After her assistant conducted the interviews, he discussed the transcripts with the external evaluator and then they shared their findings with the physics faculty at the meetings:
(He) would do the student interviews, face to face, he would record and transcribe; he and I would read the transcripts, talk about what was going on here; we could take that to the group: this was working, or they (the students) are really struggling with this concept...We were able to give that advice to them and to help them shape how they organized the content and how they did what they did.

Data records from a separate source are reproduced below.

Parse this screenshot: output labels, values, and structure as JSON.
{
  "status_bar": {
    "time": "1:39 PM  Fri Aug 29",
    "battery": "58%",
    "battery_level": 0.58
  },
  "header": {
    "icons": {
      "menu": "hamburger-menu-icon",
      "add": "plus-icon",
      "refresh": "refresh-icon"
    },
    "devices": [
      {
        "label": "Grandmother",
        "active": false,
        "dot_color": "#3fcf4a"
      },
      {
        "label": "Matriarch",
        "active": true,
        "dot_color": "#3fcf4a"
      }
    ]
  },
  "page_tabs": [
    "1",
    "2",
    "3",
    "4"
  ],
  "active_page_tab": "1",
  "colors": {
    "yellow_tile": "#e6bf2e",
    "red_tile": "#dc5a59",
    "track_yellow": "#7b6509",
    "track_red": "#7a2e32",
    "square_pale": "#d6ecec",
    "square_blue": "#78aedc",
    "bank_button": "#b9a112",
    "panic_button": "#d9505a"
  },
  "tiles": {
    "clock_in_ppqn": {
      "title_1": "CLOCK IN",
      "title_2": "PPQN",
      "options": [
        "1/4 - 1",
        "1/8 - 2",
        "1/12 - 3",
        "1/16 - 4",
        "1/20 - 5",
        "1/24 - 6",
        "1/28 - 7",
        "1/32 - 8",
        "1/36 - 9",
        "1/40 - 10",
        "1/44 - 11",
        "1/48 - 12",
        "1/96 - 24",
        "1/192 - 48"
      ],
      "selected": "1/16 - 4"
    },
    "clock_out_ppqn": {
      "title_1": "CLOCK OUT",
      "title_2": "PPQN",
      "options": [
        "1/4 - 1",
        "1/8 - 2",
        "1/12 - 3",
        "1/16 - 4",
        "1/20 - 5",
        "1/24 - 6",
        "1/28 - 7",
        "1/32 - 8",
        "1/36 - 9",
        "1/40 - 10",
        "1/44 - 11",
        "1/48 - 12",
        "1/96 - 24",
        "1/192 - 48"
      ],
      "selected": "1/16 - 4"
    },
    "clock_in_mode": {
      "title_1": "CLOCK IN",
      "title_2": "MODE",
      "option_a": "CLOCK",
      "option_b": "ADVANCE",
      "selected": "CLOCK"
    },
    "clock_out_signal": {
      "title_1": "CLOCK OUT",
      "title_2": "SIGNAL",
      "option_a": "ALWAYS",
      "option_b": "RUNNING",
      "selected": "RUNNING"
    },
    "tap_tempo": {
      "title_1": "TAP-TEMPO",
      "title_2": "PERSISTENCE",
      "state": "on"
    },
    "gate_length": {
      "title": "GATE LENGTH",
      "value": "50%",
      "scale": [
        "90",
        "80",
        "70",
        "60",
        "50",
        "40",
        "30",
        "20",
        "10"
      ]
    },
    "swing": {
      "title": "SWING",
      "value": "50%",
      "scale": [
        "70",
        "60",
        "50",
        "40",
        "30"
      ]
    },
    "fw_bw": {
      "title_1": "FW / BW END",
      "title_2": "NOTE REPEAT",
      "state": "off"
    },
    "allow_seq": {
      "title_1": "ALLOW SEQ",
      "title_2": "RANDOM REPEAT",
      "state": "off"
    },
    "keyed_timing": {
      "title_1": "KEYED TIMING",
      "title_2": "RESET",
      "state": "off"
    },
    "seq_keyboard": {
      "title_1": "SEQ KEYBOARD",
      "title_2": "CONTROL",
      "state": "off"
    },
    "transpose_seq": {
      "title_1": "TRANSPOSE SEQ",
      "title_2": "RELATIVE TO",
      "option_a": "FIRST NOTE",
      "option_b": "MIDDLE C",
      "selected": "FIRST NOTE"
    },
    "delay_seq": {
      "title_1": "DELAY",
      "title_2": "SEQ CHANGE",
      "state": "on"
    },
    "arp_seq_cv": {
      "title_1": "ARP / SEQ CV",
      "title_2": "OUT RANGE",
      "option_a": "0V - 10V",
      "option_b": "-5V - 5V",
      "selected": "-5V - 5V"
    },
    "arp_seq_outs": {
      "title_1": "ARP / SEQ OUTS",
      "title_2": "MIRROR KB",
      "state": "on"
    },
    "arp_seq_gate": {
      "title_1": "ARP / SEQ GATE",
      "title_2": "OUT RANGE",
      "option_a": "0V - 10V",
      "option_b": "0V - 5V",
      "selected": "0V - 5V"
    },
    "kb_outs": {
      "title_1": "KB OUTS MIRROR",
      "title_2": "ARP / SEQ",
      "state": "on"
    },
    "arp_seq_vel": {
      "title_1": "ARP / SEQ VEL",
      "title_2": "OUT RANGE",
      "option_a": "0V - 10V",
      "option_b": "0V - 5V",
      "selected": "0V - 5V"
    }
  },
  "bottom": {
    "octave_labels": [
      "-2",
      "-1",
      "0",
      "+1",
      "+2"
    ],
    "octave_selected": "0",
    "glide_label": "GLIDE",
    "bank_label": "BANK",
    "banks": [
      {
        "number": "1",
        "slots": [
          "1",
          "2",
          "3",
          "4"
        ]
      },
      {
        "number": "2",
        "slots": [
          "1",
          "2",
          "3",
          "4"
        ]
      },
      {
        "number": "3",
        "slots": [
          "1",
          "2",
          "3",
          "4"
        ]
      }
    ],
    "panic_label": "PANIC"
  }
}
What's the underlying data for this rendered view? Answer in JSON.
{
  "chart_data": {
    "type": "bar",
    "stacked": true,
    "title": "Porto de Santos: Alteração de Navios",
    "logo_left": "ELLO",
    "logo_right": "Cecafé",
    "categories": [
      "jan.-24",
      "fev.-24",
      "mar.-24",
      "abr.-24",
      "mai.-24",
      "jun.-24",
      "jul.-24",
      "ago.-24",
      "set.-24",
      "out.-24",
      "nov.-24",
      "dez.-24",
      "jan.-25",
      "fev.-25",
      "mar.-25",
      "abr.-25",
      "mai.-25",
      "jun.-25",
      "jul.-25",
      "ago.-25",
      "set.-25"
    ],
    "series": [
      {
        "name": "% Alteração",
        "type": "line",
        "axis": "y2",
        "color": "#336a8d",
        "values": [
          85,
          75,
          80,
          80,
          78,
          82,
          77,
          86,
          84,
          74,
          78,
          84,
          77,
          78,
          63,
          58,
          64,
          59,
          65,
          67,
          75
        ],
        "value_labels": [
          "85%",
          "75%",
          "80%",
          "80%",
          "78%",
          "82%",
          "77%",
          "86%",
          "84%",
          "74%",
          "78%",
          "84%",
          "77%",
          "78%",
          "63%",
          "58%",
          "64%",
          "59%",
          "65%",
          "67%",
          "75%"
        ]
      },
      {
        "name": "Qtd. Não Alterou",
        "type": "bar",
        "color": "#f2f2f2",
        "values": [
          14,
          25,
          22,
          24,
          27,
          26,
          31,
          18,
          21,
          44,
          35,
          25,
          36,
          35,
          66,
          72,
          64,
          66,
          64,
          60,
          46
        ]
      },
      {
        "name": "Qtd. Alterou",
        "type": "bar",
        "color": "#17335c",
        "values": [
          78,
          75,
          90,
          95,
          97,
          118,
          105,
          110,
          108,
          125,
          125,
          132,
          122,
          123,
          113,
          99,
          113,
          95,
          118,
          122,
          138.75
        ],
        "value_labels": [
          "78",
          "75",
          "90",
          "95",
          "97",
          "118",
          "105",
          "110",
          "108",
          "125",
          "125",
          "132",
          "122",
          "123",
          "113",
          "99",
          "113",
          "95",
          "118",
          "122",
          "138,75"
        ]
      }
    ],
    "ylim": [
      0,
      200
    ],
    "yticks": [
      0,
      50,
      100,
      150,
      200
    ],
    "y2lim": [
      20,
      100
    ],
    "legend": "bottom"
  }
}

The PI commented upon how helpful the external evaluator had been:
...one thing she did was that she arranged for the students to report to her and to (her assistant) weekly in the paradigms, so three times for each paradigm, just open-ended questions about how was the paradigm going, and she was able to pull out of that problems that we were having that we did not detect, just because it was anonymous and because she was experienced, it was both, but that she caught some things that were going on that could have ruined the program, because of the student reaction early on...
The external evaluator's input provided an important way for the faculty to become aware of aspects of the students' experiences that the students might not have communicated directly to the faculty.